Database Management Systems

Top 20 DBMS Interview Questions

Comprehensive DBMS and SQL questions for technical and system design rounds. Covers 10–15% of typical interview weightage.

10–15% Interview Weightage

System Design Rounds

20 Questions

What is a Database Management System (DBMS) and why is it used?

A DBMS is software that manages databases — it provides an interface between users/applications and the physical data stored. It handles data storage, retrieval, and modification while ensuring data integrity, security, and consistency. Advantages over file systems: reduced data redundancy, concurrent access control, data independence, backup/recovery, enforced constraints. Examples: MySQL, PostgreSQL, Oracle, SQL Server, MongoDB.

What is the difference between SQL and NoSQL databases?

SQL (Relational) databases use structured tables with predefined schemas, support ACID transactions, and use SQL for queries. Best for structured data with complex relationships (e.g., MySQL, PostgreSQL). NoSQL databases are schema-flexible, designed for horizontal scaling, and come in types: Document (MongoDB), Key-Value (Redis), Column (Cassandra), Graph (Neo4j). Best for large-scale, unstructured/semi-structured data. Choose based on: consistency needs, scalability, and data structure.

What is Normalization? Explain 1NF, 2NF, 3NF, and BCNF.

Normalization organizes database tables to reduce redundancy and improve integrity. 1NF: Each column has atomic values; no repeating groups. 2NF: 1NF + No partial dependency (non-key attributes depend on entire primary key — applicable when composite key exists). 3NF: 2NF + No transitive dependency (non-key attributes depend only on primary key, not on other non-key attributes). BCNF (Boyce-Codd): Stricter 3NF — for every dependency X→Y, X must be a superkey.
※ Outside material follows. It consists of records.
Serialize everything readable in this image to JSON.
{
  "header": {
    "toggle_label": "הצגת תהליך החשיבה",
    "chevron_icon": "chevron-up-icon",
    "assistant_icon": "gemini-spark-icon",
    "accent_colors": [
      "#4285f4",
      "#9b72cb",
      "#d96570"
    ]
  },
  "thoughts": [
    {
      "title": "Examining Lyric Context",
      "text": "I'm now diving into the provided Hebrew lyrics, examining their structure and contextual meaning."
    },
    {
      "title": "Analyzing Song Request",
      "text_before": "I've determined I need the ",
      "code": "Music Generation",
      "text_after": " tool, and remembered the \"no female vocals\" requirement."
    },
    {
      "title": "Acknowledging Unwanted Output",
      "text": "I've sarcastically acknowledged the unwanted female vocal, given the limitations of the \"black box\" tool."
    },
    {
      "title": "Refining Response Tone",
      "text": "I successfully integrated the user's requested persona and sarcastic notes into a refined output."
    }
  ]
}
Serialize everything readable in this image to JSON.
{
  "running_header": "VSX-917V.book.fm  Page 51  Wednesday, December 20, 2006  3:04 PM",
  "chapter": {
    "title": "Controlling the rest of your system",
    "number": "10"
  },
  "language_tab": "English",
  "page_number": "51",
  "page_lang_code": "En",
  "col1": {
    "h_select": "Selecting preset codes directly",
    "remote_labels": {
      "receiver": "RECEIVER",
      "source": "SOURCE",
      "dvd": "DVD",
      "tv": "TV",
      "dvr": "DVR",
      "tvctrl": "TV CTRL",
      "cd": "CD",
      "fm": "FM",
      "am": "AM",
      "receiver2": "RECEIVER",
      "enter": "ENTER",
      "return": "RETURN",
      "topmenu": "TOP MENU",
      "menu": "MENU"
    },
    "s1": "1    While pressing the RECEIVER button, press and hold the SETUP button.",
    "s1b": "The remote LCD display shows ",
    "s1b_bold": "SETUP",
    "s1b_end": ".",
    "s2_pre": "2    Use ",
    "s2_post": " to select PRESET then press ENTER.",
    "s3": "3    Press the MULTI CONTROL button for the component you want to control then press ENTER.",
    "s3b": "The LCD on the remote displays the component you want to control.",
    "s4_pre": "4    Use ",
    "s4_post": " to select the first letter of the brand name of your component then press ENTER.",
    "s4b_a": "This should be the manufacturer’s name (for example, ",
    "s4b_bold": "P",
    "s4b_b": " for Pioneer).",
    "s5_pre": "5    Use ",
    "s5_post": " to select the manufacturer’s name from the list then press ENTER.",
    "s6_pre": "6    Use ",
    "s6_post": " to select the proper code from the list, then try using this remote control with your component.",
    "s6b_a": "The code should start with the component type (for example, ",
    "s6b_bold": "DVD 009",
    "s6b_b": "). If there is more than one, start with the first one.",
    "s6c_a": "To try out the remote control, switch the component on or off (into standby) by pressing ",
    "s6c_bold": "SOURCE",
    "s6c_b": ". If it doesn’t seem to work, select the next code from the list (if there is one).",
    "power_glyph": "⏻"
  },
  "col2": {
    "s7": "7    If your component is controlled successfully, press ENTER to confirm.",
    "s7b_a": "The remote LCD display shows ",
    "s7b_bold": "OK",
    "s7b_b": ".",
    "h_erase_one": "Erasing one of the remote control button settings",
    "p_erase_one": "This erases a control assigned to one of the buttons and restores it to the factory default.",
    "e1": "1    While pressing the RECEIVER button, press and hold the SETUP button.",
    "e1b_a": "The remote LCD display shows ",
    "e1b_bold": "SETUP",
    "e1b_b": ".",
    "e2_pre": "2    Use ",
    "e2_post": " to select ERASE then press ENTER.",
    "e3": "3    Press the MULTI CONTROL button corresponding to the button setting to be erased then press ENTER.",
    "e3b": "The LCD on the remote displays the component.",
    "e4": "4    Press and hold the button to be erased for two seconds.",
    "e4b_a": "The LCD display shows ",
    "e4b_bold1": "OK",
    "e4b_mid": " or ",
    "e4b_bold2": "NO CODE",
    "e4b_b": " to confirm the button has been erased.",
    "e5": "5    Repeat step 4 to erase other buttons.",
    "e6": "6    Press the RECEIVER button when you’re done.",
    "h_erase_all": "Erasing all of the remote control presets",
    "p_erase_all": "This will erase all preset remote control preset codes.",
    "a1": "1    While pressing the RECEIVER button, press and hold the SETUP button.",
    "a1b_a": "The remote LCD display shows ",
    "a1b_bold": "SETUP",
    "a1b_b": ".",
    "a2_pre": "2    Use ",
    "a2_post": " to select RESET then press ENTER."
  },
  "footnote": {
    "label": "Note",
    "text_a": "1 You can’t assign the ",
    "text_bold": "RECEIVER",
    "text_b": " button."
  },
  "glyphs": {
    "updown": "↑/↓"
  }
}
What are ACID properties in database transactions?

ACID ensures reliable database transactions: Atomicity — transaction is all-or-nothing; if any part fails, the entire transaction rolls back. Consistency — database remains in a valid state before and after transaction. Isolation — concurrent transactions appear to execute serially; intermediate states are invisible to others. Durability — once committed, changes persist even after system failure (ensured via write-ahead logging). ACID is critical for financial systems, booking platforms, and any data-critical applications.

What is the difference between Primary Key, Foreign Key, and Unique Key?

Primary Key: uniquely identifies each row; cannot be NULL; only one per table; automatically creates a clustered index. Foreign Key: references the Primary Key of another table; enforces referential integrity; can have NULL values; ensures no orphan records. Unique Key: ensures all values in a column are distinct; can contain one NULL; a table can have multiple unique keys; used for alternate candidate keys like email or phone number.

What is an ER Diagram and what are its components?

An Entity-Relationship (ER) Diagram is a visual representation of the database structure. Components: Entity (rectangle) — a real-world object (e.g., Student, Live Class). Attribute (ellipse) — property of an entity (name, roll_no). Relationship (diamond) — association between entities. Cardinality: One-to-One, One-to-Many, Many-to-Many. Weak Entity (double rectangle) — cannot exist without a strong entity. Derived attribute (dashed ellipse) — computed from other attributes (age from date_of_birth).

Explain SQL Joins: INNER, LEFT, RIGHT, FULL OUTER, and CROSS JOIN.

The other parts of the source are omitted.